Scientific analyses must be transparent, traceable, and repeatable.

In fisheries data, reproducibility ensures that:

  • Other researchers can validate results.
  • Policy-makers can rely on evidence-based advice.
  • Updates to datasets can be compared to earlier versions.

The FAIR principles (Findable, Accessible, Interoperable, Reusable) provide a framework to guarantee these goals.


2. How reproducibility is implemented in GTA workflows

RStudio Server on VLab5

VLab5 provides a uniform RStudio environment (same RStudio version, OS image, system libs), which avoids “it works on my machine” issues and makes demos consistent across learners. Use it when you want:

  • A pre-configured R/RStudio environment for everyone.
  • Stable system libraries (GDAL/PROJ, curl, etc.) aligned with the course.
  • Shared instructions: the same scripts and relative paths work for all users.

Alternative: you can run exactly the same steps locally in RStudio; the workflows and scripts are identical.

DOIs and Zenodo

DOIs (Digital Object Identifiers) provide a permanent, citable identifier for each dataset release.
In GTA, every public release is archived on Zenodo, which mints:

  • a version DOI (e.g., 10.5281/zenodo.15496164) for that exact snapshot, and
  • a concept DOI (stable “latest” record) that always points to the newest version.

Why we use them

  • Stable citation in papers and reports,
  • Long-term preservation of files and metadata,
  • Clear versioning for reproducibility (each run points to a specific DOI).

How to cite (example) Use the version DOI in methods/results, and the concept DOI in general references.

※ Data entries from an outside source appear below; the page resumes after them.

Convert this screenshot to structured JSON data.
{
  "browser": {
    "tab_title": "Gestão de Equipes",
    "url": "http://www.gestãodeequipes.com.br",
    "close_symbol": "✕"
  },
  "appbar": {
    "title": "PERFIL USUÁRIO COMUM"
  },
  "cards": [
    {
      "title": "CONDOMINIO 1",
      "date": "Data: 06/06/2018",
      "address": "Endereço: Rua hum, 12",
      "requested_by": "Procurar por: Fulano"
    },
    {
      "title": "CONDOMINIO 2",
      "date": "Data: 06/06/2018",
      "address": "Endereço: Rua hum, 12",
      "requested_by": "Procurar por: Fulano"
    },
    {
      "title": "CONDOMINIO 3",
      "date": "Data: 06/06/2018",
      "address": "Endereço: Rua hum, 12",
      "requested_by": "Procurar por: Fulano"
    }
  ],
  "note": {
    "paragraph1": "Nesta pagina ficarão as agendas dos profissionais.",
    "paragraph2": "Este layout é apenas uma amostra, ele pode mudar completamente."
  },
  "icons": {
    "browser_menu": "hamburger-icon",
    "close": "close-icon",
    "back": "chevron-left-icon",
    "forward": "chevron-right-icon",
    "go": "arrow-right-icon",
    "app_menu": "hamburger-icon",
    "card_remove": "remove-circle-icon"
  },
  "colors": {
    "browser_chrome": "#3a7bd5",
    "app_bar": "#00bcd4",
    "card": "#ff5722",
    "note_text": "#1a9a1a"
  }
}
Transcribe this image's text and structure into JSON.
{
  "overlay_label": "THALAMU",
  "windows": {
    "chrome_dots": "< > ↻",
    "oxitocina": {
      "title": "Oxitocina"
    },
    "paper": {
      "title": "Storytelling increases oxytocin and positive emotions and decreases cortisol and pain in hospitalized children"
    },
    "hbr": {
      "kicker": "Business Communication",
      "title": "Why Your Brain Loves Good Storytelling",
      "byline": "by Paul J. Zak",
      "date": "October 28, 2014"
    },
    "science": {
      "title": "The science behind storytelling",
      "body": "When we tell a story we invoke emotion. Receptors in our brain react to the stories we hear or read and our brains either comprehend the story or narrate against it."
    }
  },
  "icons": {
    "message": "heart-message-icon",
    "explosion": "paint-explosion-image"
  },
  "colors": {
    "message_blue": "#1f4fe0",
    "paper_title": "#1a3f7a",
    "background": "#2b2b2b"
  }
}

Global Tuna Atlas (IRD release). Level-2 geo-referenced catch, Zenodo,
DOI: 10.5281/zenodo.15496164 (versioned); concept DOI: 10.5281/zenodo.15496164

BibTeX (template)

@dataset{gta_level2_2025,
  title   = {Global Tuna Atlas - Level 2 Geo-referenced Catch},
  author  = {{GTA Team}},
  year    = {2025},
  version = {2025.1},
  doi     = {10.5281/zenodo.15496164},
  url     = {https://doi.org/10.5281/zenodo.15496164},
  publisher = {Zenodo},
  note    = {Use the version DOI for exact reproducibility}
}

Dependency management with renv

renv captures the exact package versions used in the project (renv.lock), making analyses reproducible across sessions and machines. https://rstudio.github.io/renv/

Restore the environment (recommended):


# Restore all packages declared in renv.lock
renv::restore()

Docker images

The following datasets: Level 2 geo‑referenced, effort ship a Dockerfile that encapsulates:

  1. Code (repositories + pinned versions),
  2. R packages (via renv), and
  3. Build scripts that produce the final dataset.

This guarantees that a dataset release can be recreated bit‑for‑bit provided the same inputs.

At this stage, Level 0 and effort datasets still rely on datasets manually collected from tRFMO websites, some of which are stored in a private Google Drive folder and not publicly accessible. Consequently, only Level 2 datasets can currently be fully built using open DOI-based sources, without relying on restricted files.


3. What is not reproducible

  • The direct database connection cannot be fully shared:
    • Requires passwords that cannot be distributed publicly.
    • Risk of overload if too many users connect simultaneously.

Instead, reproducibility is achieved by providing:

  • Exported datasets (via Zenodo DOIs).
  • Scripts that rebuild processing steps.

Each user could, if needed, set up their own database instance locally.

Key takeaways

  • Docker + renv ensure anyone can rebuild with the same environment.
  • Each dataset ships with a Dockerfile and scripts to generate the release.
  • Level 0 and effort datasets are partially dependent on non-public sources (e.g., Google Drive).